Auch andere Bands würdigten den ehemaligen SEX PISTOLS-Bassisten in Liedern, unter anderem THE RAMONES mit „Love kills“. Der 21-jährige Bubi des Punkrocks, der sich autodidaktisch anhand einer RAMONES-Platte innerhalb einer Nacht das Bassspielen beigebracht haben soll, und Nancy Spungen, das ehemalige Groupie der NEW YORK DOLLS, wurden zu Romeo und Julia des Punkrock verklärt, nicht zuletzt durch den schnulzigen Film „Sid & Nancy“ (1986), bei dem Alex Cox Regie führte. Wenn Nancy nicht gerade, wie im Falle von THE EXPLOITED, zur „cunt“ erklärt wurde, denn ihr wird immer wieder die Heroinabhängigkeit von Sid zur Last geleg. Im Gegensatz zum klassischen Liebespaar starben sie weder zusammen noch wurden sie nebeneinander begraben. Der Wunsch von Sids Mutter Anne Beverley, ihn neben Nancy zu beerdigen, scheiterte an Nancys Mutter, die später eine Biografie über ihre Tochter schrieb.

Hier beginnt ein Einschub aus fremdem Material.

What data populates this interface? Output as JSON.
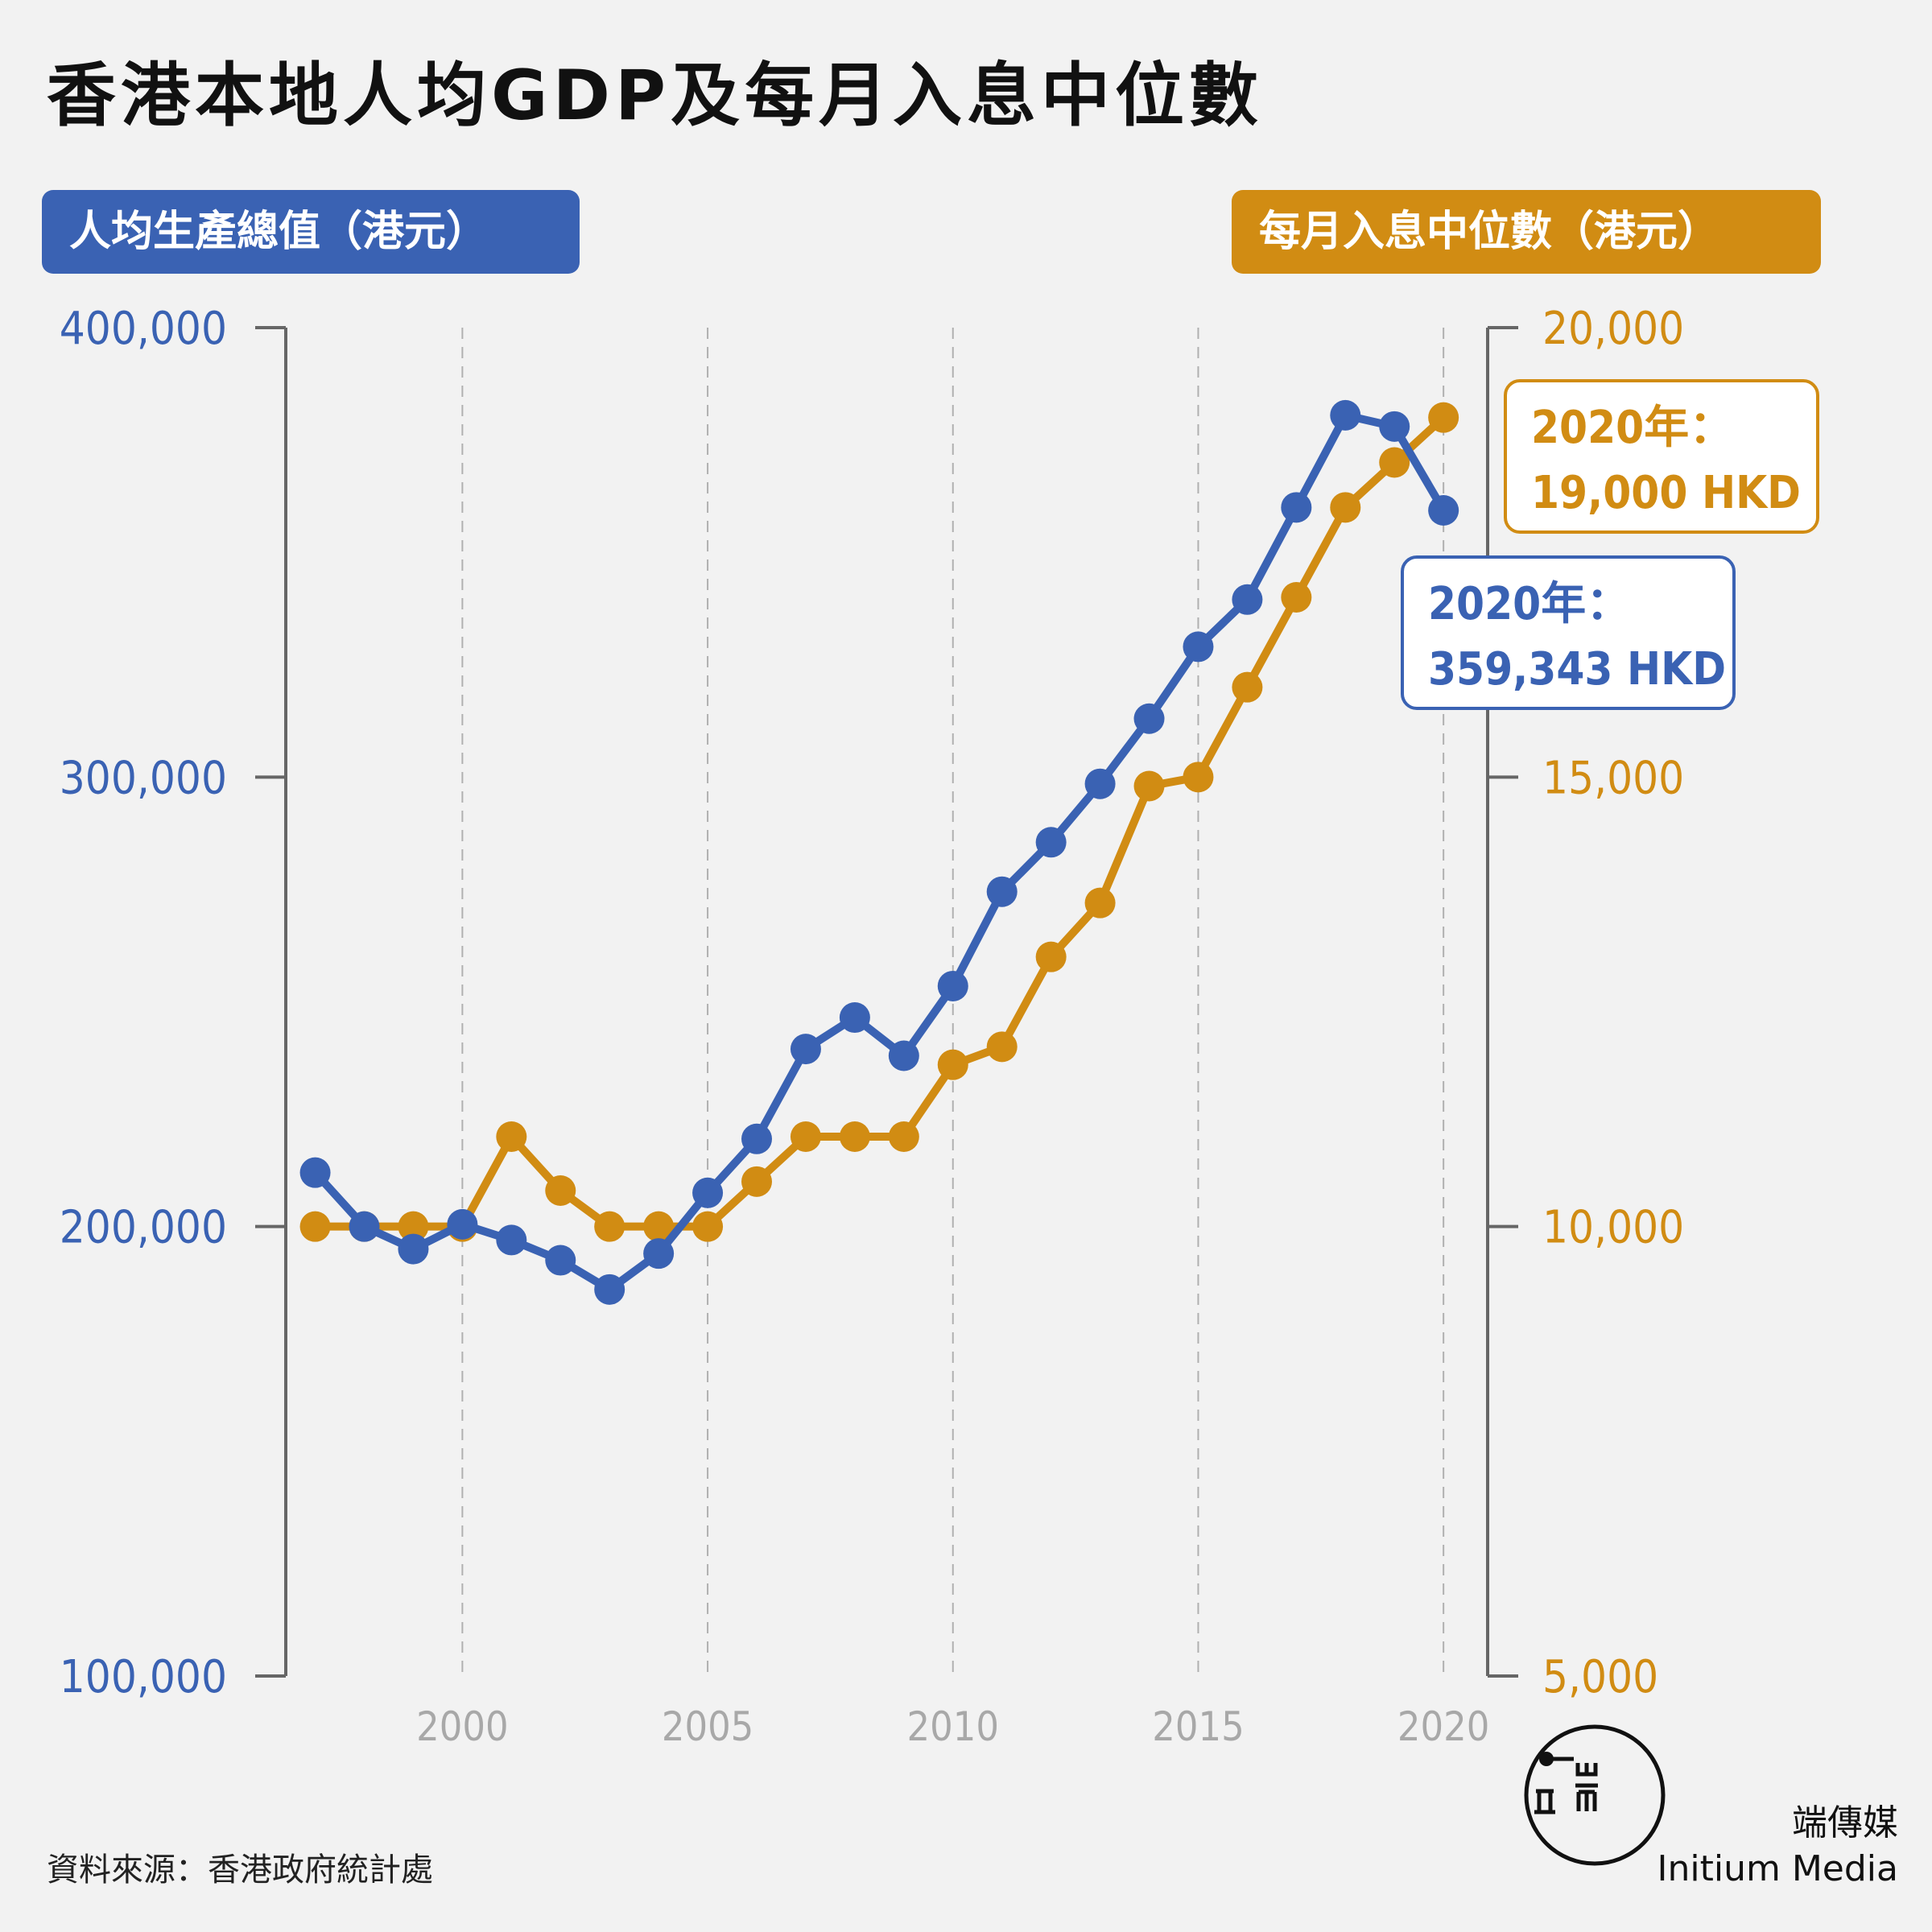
{
  "title": "香港本地人均GDP及每月入息中位數",
  "left_axis_title": "人均生產總值（港元）",
  "right_axis_title": "每月入息中位數（港元）",
  "source": "資料來源：香港政府統計處",
  "brand": {
    "zh": "端傳媒",
    "en": "Initium Media",
    "logo_icon": "initium-logo-icon"
  },
  "colors": {
    "gdp": "#3a62b3",
    "income": "#d18c13",
    "axis": "#666666",
    "grid": "#b0b0b0",
    "xtick": "#a8a8a8"
  },
  "chart_data": {
    "type": "line",
    "x": [
      1997,
      1998,
      1999,
      2000,
      2001,
      2002,
      2003,
      2004,
      2005,
      2006,
      2007,
      2008,
      2009,
      2010,
      2011,
      2012,
      2013,
      2014,
      2015,
      2016,
      2017,
      2018,
      2019,
      2020
    ],
    "x_ticks": [
      2000,
      2005,
      2010,
      2015,
      2020
    ],
    "x_tick_labels": [
      "2000",
      "2005",
      "2010",
      "2015",
      "2020"
    ],
    "xlim": [
      1996.4,
      2020.9
    ],
    "series": [
      {
        "key": "gdp",
        "axis": "left",
        "values": [
          212000,
          200000,
          195000,
          200500,
          197000,
          192500,
          186000,
          194000,
          207500,
          219500,
          239500,
          246500,
          238000,
          253500,
          274500,
          285500,
          298500,
          313000,
          329000,
          339500,
          360000,
          380500,
          378000,
          359343
        ]
      },
      {
        "key": "income",
        "axis": "right",
        "values": [
          10000,
          10000,
          10000,
          10000,
          11000,
          10400,
          10000,
          10000,
          10000,
          10500,
          11000,
          11000,
          11000,
          11800,
          12000,
          13000,
          13600,
          14900,
          15000,
          16000,
          17000,
          18000,
          18500,
          19000
        ]
      }
    ],
    "y_left": {
      "ylim": [
        100000,
        400000
      ],
      "ticks": [
        100000,
        200000,
        300000,
        400000
      ],
      "tick_labels": [
        "100,000",
        "200,000",
        "300,000",
        "400,000"
      ]
    },
    "y_right": {
      "ylim": [
        5000,
        20000
      ],
      "ticks": [
        5000,
        10000,
        15000,
        20000
      ],
      "tick_labels": [
        "5,000",
        "10,000",
        "15,000",
        "20,000"
      ]
    },
    "annotations": [
      {
        "series": "income",
        "line1": "2020年：",
        "line2": "19,000 HKD"
      },
      {
        "series": "gdp",
        "line1": "2020年：",
        "line2": "359,343 HKD"
      }
    ],
    "grid": "vertical dashed at x ticks",
    "legend": "axis title pills top-left (GDP) and top-right (income)"
  }
}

Der am 10. Mai 1957 als John Simon Ritchie im Londoner Stadtteil Lewisham geborene Coverboy des frühen Punk hat den 77er-Stil – sowohl in Bezug auf den Habitus als auch hinsichtlich der Mode – sicher entscheidend geprägt. Begonnen hatte er als großer David Bowie-Fan, was man ihm später nicht mehr unbedingt anmerkte. Auf ihn soll die Erfindung des Pogo, die Einführung der Kette mit Umhängeschloss um den Hals und auch die provokante Zurschaustellung des Hakenkreuzes im frühen Punk zurückzuführen sein.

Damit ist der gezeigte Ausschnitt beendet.